– Ты меня любишь?
– Да, – сказал Борис, слегка поморщившись.
– Почему ты морщишься?
– Потому. Ты меня утомила.
– Почему? Разве ты меня не любишь?
– Люблю.
– Почему ты никогда не говоришь мне этого сам? Всегда приходится из тебя вытягивать.
– Потому что у меня нет такой потребности. Я считаю, что об этом вообще болтать не следует.
– Тебе не нравится, когда я тебе говорю, что люблю тебя?
– Нравится, можешь говорить, если тебе так хочется, но не спрашивай о моих чувствах.
– Я так редко тебя о чем-то спрашиваю, мой мальчик. Обычно мне достаточно смотреть на тебя и ощущать твою любовь, но бывают минуты, когда мне хочется прикоснуться к твоей любви.
– Понимаю, – серьезно сказал Борис, – но ты должна ждать, когда и у меня возникнет такое желание.
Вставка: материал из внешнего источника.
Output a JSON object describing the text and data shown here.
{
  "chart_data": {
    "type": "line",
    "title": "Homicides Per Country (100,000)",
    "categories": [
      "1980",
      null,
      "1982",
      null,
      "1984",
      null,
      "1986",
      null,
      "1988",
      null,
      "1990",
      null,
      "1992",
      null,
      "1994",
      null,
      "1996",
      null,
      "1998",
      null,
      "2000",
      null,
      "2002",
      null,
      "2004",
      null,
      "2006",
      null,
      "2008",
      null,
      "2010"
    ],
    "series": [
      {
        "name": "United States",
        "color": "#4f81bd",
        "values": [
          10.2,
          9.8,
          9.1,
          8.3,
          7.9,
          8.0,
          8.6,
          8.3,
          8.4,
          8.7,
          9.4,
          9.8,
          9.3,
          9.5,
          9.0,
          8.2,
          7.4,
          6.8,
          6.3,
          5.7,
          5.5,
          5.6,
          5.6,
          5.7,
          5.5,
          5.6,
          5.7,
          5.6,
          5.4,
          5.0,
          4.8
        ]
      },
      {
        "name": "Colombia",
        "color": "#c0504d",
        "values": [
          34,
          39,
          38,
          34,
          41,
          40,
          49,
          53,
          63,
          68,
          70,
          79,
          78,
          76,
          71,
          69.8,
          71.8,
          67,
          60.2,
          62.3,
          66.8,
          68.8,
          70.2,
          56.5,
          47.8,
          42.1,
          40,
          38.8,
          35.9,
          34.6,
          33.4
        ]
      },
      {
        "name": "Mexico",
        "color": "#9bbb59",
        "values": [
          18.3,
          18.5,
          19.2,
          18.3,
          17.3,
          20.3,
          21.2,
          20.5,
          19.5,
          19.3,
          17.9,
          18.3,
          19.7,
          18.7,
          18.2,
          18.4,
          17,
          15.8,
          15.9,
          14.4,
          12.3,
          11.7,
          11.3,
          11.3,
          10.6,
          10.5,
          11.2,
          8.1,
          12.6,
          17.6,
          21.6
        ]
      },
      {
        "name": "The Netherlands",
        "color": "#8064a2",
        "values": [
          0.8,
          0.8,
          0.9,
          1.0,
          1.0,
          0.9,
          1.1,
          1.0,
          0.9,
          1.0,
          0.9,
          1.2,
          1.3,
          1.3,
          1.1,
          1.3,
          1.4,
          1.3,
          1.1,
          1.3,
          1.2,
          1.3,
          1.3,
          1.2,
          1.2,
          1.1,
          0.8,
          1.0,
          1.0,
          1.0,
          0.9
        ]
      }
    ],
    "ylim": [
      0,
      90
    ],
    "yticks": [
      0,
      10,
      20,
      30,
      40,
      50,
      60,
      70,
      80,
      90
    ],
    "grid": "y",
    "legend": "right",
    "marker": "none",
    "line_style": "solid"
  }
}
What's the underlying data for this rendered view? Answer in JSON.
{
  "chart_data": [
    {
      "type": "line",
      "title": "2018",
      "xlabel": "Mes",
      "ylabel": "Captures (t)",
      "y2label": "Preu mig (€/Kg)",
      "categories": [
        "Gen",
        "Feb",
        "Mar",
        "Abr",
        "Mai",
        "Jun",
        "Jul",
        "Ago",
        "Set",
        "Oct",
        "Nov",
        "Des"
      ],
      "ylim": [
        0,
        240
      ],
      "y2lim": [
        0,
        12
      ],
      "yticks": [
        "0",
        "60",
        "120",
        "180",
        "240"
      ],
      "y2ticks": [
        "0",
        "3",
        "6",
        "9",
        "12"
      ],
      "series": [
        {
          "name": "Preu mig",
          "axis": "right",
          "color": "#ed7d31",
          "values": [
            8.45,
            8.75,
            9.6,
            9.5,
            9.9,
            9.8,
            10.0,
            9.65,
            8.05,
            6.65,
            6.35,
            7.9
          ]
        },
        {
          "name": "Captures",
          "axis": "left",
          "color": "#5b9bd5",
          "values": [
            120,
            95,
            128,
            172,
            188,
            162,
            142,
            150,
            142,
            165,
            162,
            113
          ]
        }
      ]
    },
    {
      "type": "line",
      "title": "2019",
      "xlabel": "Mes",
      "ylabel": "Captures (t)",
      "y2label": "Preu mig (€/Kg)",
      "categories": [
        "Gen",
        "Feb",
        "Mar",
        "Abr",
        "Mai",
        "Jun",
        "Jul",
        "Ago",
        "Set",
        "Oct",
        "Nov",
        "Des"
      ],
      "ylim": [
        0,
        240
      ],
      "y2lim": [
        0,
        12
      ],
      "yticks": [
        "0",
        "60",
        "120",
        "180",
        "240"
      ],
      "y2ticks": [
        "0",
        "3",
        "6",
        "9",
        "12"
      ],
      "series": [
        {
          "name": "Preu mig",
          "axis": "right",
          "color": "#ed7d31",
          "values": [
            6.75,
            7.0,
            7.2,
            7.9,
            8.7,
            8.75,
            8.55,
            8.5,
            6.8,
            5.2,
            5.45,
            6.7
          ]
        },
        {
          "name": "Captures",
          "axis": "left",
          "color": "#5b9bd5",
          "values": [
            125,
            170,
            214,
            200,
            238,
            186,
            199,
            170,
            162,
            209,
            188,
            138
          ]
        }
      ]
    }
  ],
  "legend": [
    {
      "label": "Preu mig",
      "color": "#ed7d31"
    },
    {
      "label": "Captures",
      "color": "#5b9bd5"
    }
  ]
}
Если оно не приходит само собой, все это не имеет смысла.
– Но, мой глупыш, ты же сам сказал, что у тебя не возникает желания, пока тебя ни о чем не спрашивают. Борис засмеялся.
– Действительно, – сказал он, – ты меня поймала. Но, знаешь, можно питать нежные чувства к кому-то и не иметь потребности об этом говорить.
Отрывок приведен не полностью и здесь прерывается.